Par D.R.B. Rédigé le 18/05/2012 (dernière modification le 16/05/2012)

"Des règles plus claires sont nécessaires pour protéger non seulement les victimes de la diffamation transfrontalière mais également les journalistes qui en seraient accusés", souligne une résolution adoptée jeudi 10 mai par le Parlement européen.


Cecilia Wikström. Photo (c) Vogler
"Les éditeurs ne devraient pas avoir à connaître la législation de tous les pays en Europe (...) tout le monde a besoin de savoir quelles sont les règles du jeu", a déclaré Cecilia Wikström (ADLE, SE), auteur de la résolution, lors du débat mercredi.
Améliorer la clarté juridique permettrait de réduire le coût des affaires judiciaires, de réduire le risque d'un "effet paralysant" sur la liberté de la presse et d'améliorer l'accès à la justice, indique le projet. Les mesures proposées devraient réduire le risque de "forum shopping" selon lequel un demandeur choisit la juridiction estimée la plus pertinente pour produire un résultat favorable. Les mesures assureront également que les journalistes ne risquent pas d'avoir affaire à différentes législations nationales. Les règles sur la diffamation et les atteintes à la vie privée devraient être incluses dans la législation existante applicable aux obligations non contractuelles, connue sous le terme de règlement Rome II, ajoute le texte.

Selon cette proposition, si un journaliste français est accusé par un tribunal allemand d'avoir diffamé un citoyen allemand, le tribunal allemand devrait appliquer la loi française.
La résolution propose également, lorsque l'atteinte transfrontalière résulte d'une publication écrite ou d'une émission, que la loi applicable soit celle du pays auquel la publication ou l'émission est principalement destinée, déterminé notamment par la langue de publication ou de diffusion, le volume des ventes et/ou l'indice d'écoute. Dans le cas où cela serait impossible à déterminer, la loi applicable est la loi du pays dans lequel le défendeur a sa résidence habituelle.

La loi applicable au droit de réponse ou aux mesures équivalentes est celle du pays où l'organisme de radiodiffusion ou l'éditeur de journaux a sa résidence habituelle. La résolution de Cecilia Wikström (ADLE, SE) a été adoptée ce jeudi à main levée.

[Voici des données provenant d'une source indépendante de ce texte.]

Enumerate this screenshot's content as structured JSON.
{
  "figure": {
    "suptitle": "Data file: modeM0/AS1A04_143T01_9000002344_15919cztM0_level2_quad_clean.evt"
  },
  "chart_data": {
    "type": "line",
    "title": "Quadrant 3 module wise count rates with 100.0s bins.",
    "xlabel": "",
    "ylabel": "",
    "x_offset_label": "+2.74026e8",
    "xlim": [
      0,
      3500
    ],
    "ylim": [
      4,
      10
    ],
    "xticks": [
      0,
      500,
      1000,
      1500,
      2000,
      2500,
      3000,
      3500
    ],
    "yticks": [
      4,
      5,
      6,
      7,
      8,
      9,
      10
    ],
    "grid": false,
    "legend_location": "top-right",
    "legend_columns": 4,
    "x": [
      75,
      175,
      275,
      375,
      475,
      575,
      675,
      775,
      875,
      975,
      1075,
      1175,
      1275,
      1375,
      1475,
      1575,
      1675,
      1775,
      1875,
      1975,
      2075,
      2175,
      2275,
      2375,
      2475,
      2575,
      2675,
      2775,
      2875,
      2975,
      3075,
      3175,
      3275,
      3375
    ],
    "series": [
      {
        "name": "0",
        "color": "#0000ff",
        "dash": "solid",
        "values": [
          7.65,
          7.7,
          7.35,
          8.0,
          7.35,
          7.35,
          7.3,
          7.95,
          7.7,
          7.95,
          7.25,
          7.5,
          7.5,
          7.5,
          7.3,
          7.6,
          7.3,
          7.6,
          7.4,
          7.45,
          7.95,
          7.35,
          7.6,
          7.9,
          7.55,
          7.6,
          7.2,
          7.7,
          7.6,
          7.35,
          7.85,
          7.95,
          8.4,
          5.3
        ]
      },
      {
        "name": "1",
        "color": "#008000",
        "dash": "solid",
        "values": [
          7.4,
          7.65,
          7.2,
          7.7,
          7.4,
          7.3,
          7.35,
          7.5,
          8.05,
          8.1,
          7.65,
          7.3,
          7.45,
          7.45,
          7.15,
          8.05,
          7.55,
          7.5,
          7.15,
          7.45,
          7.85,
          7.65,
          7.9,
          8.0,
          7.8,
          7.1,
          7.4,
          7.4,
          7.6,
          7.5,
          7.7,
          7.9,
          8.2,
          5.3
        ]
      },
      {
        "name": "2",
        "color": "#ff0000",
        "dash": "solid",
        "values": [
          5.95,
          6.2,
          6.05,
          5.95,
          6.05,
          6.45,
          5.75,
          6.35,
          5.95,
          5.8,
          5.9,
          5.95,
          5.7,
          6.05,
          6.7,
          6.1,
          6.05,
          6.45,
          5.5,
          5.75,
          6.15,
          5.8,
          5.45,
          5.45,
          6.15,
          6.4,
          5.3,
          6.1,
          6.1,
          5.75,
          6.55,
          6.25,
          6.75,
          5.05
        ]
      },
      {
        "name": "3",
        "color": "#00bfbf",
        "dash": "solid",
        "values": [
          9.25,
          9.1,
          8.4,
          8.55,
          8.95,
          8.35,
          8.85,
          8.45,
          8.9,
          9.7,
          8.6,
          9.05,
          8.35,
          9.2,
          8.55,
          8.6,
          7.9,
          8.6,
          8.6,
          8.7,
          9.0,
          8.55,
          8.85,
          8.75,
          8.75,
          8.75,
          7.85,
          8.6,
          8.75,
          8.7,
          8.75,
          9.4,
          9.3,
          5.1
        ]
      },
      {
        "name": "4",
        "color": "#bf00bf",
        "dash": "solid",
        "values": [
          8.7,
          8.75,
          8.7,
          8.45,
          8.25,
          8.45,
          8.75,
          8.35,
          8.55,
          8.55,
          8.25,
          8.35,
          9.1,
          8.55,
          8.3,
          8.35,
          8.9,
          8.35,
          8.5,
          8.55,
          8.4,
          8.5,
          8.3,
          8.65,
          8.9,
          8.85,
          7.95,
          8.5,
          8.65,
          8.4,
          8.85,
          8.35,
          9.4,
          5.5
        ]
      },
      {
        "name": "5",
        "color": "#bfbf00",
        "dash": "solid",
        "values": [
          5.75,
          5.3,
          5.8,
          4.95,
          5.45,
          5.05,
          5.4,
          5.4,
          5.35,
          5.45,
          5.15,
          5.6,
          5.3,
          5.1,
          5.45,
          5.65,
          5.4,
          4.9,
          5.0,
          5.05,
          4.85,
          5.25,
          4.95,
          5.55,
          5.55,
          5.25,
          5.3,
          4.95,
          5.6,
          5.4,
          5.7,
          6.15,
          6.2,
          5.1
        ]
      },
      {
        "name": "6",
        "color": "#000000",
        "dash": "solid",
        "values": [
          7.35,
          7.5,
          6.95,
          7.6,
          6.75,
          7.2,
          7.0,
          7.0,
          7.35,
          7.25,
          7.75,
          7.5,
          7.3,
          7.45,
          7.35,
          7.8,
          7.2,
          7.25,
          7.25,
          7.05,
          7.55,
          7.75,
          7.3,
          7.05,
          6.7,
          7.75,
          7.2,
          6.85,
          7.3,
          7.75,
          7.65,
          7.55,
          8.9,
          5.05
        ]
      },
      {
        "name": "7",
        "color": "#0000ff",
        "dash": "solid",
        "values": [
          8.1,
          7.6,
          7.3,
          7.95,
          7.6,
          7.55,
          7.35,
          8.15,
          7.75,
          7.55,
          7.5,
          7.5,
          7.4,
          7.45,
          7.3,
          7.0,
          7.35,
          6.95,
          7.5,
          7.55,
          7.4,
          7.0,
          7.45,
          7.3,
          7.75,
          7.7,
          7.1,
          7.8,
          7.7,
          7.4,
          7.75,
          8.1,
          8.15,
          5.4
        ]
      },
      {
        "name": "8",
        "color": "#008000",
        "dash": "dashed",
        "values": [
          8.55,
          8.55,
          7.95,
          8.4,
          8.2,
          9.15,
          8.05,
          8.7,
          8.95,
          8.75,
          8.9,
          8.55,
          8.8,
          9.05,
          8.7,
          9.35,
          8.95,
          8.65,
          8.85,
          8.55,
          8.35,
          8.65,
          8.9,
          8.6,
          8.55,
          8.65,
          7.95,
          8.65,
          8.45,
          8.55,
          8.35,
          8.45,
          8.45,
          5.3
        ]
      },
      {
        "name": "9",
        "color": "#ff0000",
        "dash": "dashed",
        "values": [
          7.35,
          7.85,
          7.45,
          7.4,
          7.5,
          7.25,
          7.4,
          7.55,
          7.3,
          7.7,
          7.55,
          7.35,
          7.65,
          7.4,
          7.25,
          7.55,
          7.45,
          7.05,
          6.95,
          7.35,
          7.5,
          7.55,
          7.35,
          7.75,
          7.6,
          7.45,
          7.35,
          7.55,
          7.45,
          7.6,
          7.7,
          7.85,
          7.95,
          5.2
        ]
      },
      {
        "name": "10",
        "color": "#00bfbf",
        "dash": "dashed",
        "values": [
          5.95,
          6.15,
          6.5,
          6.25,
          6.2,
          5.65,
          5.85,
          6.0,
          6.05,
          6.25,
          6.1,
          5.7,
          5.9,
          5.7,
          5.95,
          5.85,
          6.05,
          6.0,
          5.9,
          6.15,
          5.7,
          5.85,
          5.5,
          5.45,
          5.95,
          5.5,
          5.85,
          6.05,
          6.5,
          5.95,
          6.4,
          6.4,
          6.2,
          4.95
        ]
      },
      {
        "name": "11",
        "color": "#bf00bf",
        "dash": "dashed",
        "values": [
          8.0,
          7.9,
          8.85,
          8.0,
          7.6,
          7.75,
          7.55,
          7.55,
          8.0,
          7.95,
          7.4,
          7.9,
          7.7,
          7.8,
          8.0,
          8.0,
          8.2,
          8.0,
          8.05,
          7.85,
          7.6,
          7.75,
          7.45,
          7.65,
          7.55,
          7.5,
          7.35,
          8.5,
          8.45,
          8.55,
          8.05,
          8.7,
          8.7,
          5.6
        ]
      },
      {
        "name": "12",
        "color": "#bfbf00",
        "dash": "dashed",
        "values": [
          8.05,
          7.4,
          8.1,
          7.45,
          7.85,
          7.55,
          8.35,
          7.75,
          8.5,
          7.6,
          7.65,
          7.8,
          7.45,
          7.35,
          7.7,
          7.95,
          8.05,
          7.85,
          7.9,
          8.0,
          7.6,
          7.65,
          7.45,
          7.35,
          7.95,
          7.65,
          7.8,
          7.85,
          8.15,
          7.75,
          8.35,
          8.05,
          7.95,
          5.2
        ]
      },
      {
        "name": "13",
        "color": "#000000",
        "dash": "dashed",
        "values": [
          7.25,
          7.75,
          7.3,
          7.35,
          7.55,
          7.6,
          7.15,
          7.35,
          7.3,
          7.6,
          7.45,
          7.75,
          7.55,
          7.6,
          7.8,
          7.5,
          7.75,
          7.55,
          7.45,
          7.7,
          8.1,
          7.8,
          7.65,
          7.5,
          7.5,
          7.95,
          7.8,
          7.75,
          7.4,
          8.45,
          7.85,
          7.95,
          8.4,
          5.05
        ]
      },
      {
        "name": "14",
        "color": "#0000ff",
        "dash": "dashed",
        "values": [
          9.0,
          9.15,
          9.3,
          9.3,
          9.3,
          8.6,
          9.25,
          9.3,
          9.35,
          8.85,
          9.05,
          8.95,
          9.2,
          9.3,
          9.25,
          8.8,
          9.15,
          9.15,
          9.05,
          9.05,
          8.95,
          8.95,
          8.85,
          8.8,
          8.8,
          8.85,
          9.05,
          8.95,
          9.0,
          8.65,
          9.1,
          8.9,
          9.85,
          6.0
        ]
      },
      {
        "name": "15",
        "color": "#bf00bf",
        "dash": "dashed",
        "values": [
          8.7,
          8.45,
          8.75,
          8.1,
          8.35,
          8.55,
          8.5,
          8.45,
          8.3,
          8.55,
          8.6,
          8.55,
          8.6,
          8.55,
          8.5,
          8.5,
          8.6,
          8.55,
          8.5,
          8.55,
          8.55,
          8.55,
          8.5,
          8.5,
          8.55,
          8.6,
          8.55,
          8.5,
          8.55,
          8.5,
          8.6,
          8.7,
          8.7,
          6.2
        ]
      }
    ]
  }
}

Les dispositions relatives à la diffamation n'ont pas été incluses dans le règlement en 2007, le Parlement et le Conseil, en dépit de longues discussions, n'ayant pu s'entendre sur une proposition commune. Le projet de loi, adopté en 2007, vise à faciliter le règlement des litiges entre citoyens de différents pays de l'UE sur des questions telles que les accidents de la circulation ou causés par des produits défectueux et les dommages environnementaux, en établissant le droit national qui serait applicable à chaque cas. Cela permettrait d'éviter des conflits de compétence longs et coûteux dans les cas où les lois de plusieurs États membres peuvent s'appliquer.